Foan alluded to a program that “will respond to the changing situation of China’s population development” (according to a translation prepared by state media journalist Fred Gao). This would confirm a Reuters report that China is pondering a monthly stipend of around 800 yuan for second and third additions to a Chinese family.

It would be a calculated repudiation of a policy that was castigated by so many for being both an authoritarian intrusion into privacy and a draconian birth control measure that involved coercive abortions and sterilizations in order for citizens to adhere to the demands of the state. As the Wall Street Journal notes, the policy also spawned a sex-selective abortion industry that favored male children being born and females aborted.

The apparent reversal in policy is not an admission of moral but economic failure, according to the Journal. The one child policy might have engendered all manner of trauma for Chinese people but it also produced severe economic dislocation.

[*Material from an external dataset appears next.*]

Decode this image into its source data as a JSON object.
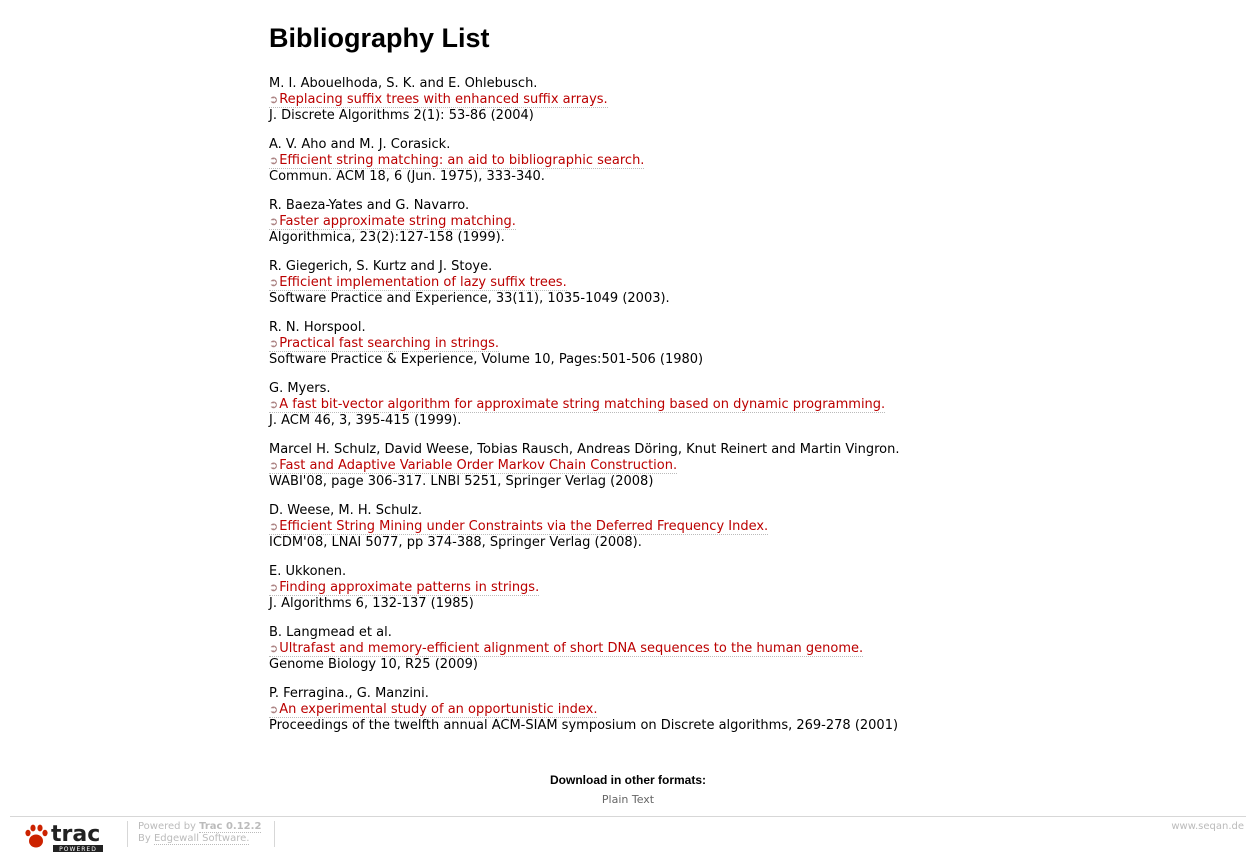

Although China promoted the policy as a means of containing population growth so it would not hinder economic growth, the Journal noted that the result has been a population that is getting older and smaller – and negatively affecting economic prosperity.

President Xi Jinping ceased the one child policy in 2016 and began allowing parents to have up to three children in 2021. But mere permission hasn’t been enough to change habits forcibly learned and so the state might now be offering the carrot to bear children as it once waved the stick to abort them. The Journal suggested that this might not work in China because it hasn’t worked elsewhere.

“Prosperity has reduced child-bearing across the developed world, but democracies let nature and individual choice take their course. China’s Communist Party chose brutal coercion, with damaging consequences that are likely to persist for the foreseeable future. Chalk up another defeat for central planning—and for Western intellectuals who wished we could be more like China,” the Journal concluded.